PhotoThe list of bad things about receiving a cancer diagnosis in nearly endless. Among them is the cost of treatment.

But, in a review article published in The Lancet Oncology, experts at Johns Hopkins say there are three major sources of high cancer costs that doctors can likely reduce them without harm to patients. The proposals call for changes in routine clinical practice involved in end-of-life care, medical imaging and drug pricing.

"We need to find the best ways to manage costs effectively while maintaining the same, if not better, quality of life among our patients," said Thomas Smith, M.D., The Harry J. Duffey Family Professor of Palliative Medicine and professor of oncology at Johns Hopkins.

Cost inflation

Smith and co-author Ronan Kelly, M.D., say rising numbers of new cancer cases among an aging population are inflating total cancer costs -- projected to increase by nearly 40% in 2020 -- and that changing practice patterns should be a priority among oncologists to achieve affordable costs.

"Oncology professional societies, such as the American Society of Clinical Oncology, are beginning to guide oncologists on cost-saving opportunities, but change in routine clinical practice is happening slowly," says Kelly, an assistant professor of oncology at the Johns Hopkins Kimmel Cancer Center.

In the article, Smith and Kelly say the biggest opportunities for safe and ethical cost-cutting solutions rest in caring for patients with metastatic cancer, not on new surgical or radiation treatments, clinical trials, curative care or pediatric care.

Better decision-making

For example, the authors suggest that improving end-of-life care with better decision-making and planning could reap large cost savings by reducing hospitalizations in the last month of life.

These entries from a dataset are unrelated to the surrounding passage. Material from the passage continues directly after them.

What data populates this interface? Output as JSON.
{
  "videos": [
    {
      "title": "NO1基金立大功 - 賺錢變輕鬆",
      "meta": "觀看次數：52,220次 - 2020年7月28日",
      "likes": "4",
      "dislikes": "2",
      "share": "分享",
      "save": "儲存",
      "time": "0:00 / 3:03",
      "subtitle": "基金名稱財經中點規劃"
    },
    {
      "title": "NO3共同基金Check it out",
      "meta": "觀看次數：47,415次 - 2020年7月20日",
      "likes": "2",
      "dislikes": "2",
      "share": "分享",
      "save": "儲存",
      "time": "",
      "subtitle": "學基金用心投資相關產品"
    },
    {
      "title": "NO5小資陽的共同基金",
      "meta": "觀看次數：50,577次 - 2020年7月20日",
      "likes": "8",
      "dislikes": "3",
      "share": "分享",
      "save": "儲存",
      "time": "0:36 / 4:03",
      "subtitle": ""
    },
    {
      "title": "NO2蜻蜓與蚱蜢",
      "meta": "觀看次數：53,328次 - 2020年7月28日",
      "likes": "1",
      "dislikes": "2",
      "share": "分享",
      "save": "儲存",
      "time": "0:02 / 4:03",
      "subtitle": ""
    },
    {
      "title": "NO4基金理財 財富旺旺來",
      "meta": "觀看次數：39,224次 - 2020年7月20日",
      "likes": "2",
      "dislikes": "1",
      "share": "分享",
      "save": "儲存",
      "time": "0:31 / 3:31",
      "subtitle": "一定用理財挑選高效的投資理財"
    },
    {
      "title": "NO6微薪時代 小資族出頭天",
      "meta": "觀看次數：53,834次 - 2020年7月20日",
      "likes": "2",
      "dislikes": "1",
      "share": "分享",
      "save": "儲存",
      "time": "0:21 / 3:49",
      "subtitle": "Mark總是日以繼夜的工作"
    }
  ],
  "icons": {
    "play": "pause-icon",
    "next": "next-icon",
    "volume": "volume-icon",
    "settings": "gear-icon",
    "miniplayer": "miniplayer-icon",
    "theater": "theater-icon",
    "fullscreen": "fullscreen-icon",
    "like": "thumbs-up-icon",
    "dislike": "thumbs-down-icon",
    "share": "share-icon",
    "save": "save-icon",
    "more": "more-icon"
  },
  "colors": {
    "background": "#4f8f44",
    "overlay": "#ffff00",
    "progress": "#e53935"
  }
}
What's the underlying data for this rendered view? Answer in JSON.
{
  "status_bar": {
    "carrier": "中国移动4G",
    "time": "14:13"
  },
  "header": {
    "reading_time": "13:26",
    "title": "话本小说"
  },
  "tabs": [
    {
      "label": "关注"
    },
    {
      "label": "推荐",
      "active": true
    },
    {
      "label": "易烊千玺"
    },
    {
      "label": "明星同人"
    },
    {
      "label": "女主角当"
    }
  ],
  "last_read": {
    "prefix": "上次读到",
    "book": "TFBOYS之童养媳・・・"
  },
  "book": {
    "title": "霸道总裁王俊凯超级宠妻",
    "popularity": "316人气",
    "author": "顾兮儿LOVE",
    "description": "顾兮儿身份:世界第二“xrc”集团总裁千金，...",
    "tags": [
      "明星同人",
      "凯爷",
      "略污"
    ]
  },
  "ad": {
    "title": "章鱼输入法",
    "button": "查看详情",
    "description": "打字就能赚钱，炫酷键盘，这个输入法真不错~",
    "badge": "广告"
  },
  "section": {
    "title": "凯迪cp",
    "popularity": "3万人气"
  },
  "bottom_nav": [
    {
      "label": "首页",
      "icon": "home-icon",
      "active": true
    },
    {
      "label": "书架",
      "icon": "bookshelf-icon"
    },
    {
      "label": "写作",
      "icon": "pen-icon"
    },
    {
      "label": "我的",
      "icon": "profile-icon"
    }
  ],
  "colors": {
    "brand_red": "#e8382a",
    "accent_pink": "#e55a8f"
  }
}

They note that 25% of total Medicare costs are spent in the last year of life, and 40% of that is spent in the last month of life.

"Most people prefer to spend their last days of life at home with family and friends rather than in a hospital, but we still see high rates of hospital utilization in the last month of life," says Smith. Medicare data show that 60% of poor-prognosis cancer patients are admitted to a hospital in the last month of life, and 30% die there.

The Hopkins team says studies show that hospice care improves symptoms, helps caregivers and costs less, with equal or better survival for patients, yet only half of cancer patients use hospice in their last month of life.

They recommend that patients with poor prognoses have better and earlier discussions with their oncologists about chemotherapy use at the end of life, as well as transitions to hospice. Decision aids spanning these topics have been developed by Smith and colleagues and are endorsed by the American Society of Clinical Oncology.

Unnecessary procedures

Unneeded and expensive imaging poses another opportunity to limit costs of care, Smith and Kelly say. PET and other scans, for example, are often used to detect cancer recurrence in patients after initial treatments, but studies show that cure rates are just as good when recurrences are found through other examinations.

"The oncology community needs to have a greater responsibility in evaluating expensive tests, and limit their use to situations where there is strong evidence for benefit," says Kelly.

Drug costs

Finally, the authors suggest that reducing prices of new cancer drugs could help contain cancer costs.

"There are drugs that cost tens of thousands of dollars with an unbalanced relationship between cost and benefit," says Smith. "We need to determine appropriate prices for drugs and inform patients about their costs of care."

One approach, they say, could be to price drugs according to how well they prolong life.

"We need to include patients, pharmaceutical companies and legislators in our efforts to contain cancer care costs, so that we can afford to provide innovative, quality care to future generations," says Smith.